Le Royaume a lancé une vaste campagne de communication destinée à inviter les touristes à découvrir un pays qui s’affranchit parfois du respect des droits de l’homme.
L’affiche ressemble à n’importe quelle autre publicité pour un club de vacances dans un pays exotique. Placardée sur la façade d’un immeuble haussmannien au coeur des grands boulevards parisiens, un archipel exotique bordé d’eaux turquoises vous invite à découvrir… l’Arabie saoudite. Une destination inédite tant le Royaume du Golfe est historiquement fermé aux touristes mais aussi régulièrement accusé d’atteintes aux droits de l’homme. L’ONG Reporters sans frontières n’a d’ailleurs pas manqué de signaler que l’installation de cette réclame XXL, au début du mois d’octobre, tombait presque jour pour jour après l’assassinat du journaliste saoudien Jamal Khashoggi, tué et démembré par des agents de Riyad au sein du consulat d’Arabie saoudite à Istanbul.
RSF a saisi la justice française la semaine dernière pour obtenir, en vain, le retrait de l’affiche au nom d’une atteinte grave et manifestement illégale à la dignité humaine. « A notre connaissance, 32 journalistes sont incarcérés dans ce pays.
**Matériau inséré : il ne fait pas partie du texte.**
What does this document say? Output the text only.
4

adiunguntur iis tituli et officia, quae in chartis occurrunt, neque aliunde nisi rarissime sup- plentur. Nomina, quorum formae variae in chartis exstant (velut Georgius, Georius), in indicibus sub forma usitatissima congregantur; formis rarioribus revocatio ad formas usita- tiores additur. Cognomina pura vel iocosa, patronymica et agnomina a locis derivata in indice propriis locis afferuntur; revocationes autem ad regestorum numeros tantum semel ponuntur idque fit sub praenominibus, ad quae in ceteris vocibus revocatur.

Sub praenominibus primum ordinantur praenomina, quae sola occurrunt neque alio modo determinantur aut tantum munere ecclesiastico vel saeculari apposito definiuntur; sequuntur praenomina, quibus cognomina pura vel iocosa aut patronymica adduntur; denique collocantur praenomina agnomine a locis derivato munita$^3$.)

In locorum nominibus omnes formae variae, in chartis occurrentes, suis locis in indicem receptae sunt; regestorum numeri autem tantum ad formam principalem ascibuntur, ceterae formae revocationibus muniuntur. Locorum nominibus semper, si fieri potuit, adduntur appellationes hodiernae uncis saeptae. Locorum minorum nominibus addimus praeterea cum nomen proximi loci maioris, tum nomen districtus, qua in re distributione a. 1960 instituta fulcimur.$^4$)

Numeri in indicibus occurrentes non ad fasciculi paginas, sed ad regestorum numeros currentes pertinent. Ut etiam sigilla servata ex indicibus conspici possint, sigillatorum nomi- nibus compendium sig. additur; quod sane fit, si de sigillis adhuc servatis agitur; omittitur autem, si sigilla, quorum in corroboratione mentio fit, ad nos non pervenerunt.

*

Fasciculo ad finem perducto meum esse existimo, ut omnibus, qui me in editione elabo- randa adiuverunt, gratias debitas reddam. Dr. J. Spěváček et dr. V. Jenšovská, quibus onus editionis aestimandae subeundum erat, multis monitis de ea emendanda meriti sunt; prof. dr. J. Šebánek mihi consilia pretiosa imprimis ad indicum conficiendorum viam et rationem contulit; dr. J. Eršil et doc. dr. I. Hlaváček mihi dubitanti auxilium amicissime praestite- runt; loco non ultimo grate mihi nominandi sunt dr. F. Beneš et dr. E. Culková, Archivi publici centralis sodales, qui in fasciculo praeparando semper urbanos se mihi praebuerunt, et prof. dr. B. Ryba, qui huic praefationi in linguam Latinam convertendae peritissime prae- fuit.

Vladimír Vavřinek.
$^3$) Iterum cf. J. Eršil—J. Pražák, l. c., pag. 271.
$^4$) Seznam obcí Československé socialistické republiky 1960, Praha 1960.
On ne peut laisser croire à tous les passants que l’Arabie saoudite est un paradis désertique en faisant fi des oppressions quotidiennes », dénonce Christophe Deloire, journaliste et secrétaire général de RSF.
Entre 50 et 100 milliards d’euros investis
Ryad prend le pari malgré tout. L’Arabie saoudite a annoncé fin septembre qu’elle allait délivrer pour la première fois des visas de tourisme, ouvrant ses portes aux vacanciers de 49 pays. Pour les convaincre que le Royaume est une destination de rêve, le prince héritier Mohammed Ben Salman compte sur l’expertise française. Sa visite officielle en France, il y a plus d’un an, avait abouti à un partenariat pour développer le parc touristique saoudien, notamment à Al-Ula, site millénaire classé par l’Unesco, afin d’y développer les infrastructures adaptées. Le montant total de l’investissement est estimé entre 50 et 100 milliards d’euros. Depuis, la langue de Molière se fait de plus en plus entendre dans le désert. Une agence de développement destinée à piloter le projet d’Al-Ula a été créée avec sa tête Gérard Mestrallet, ex-PDG d’Engie. Sans surprise, c’est Jean Nouvel, le plus célèbre des architectes français, qui est à la manoeuvre pour dessiner un futur « resort » troglodyte à la lisière du site. Sur place, des prestigieuses écoles françaises s’efforcent à former la population locale aux métiers de la gastronomie et de l’hôtellerie tandis qu’à Djeddah, plus au sud, l’Opéra de Paris travaille à l’édification du premier équivalent saoudien. Le tout sera mis en avant par les plus grandes agences de communication de la place parisienne – Publicis, Havas, Image 7 et DGM conseil – qui ont toutes signé de juteux contrats pour améliorer l’image controversée du Royaume dans l’Hexagone.
Expo à l’institut du monde arabe
Sur la très chic place Vendôme à Paris, c’est une autre imposante affiche aux allures de conte des Mille et Une Nuits qui appelle à découvrir les ruines d’Al-Ula. L’Institut du monde arabe a d’ailleurs ouvert une exposition autour de l’oasis et ses sanctuaires creusés dans la roche. Jack Lang, le président de l’établissement, avait été invité sur le site il y a cinq ans, avant que le pays entame son ouverture internationale.
« Lorsque j’ai été sollicité en 2017 par la Commission royale pour Al-Ula à réfléchir aux moyens pour mettre en avant le site, j’ai proposé une exposition pour faire découvrir ses merveilles archéologiques », nous raconte l’ancien ministre de la culture. « Le développement du tourisme suppose aussi que le pays soit moins rigoriste et les effets sont déjà visibles pour les femmes et la jeunesse saoudienne », ajoute-t-il. Néanmoins, l’image de l’Arabie saoudite reste associée pour beaucoup à la répression. Sadiq Khan, le maire de Londres, a décidé de bannir toutes les affiches de publicité provenant de pays qui ne respectent pas les droits des personnes LGBT, dont l’Arabie saoudite, où l’homosexualité est considérée comme un crime.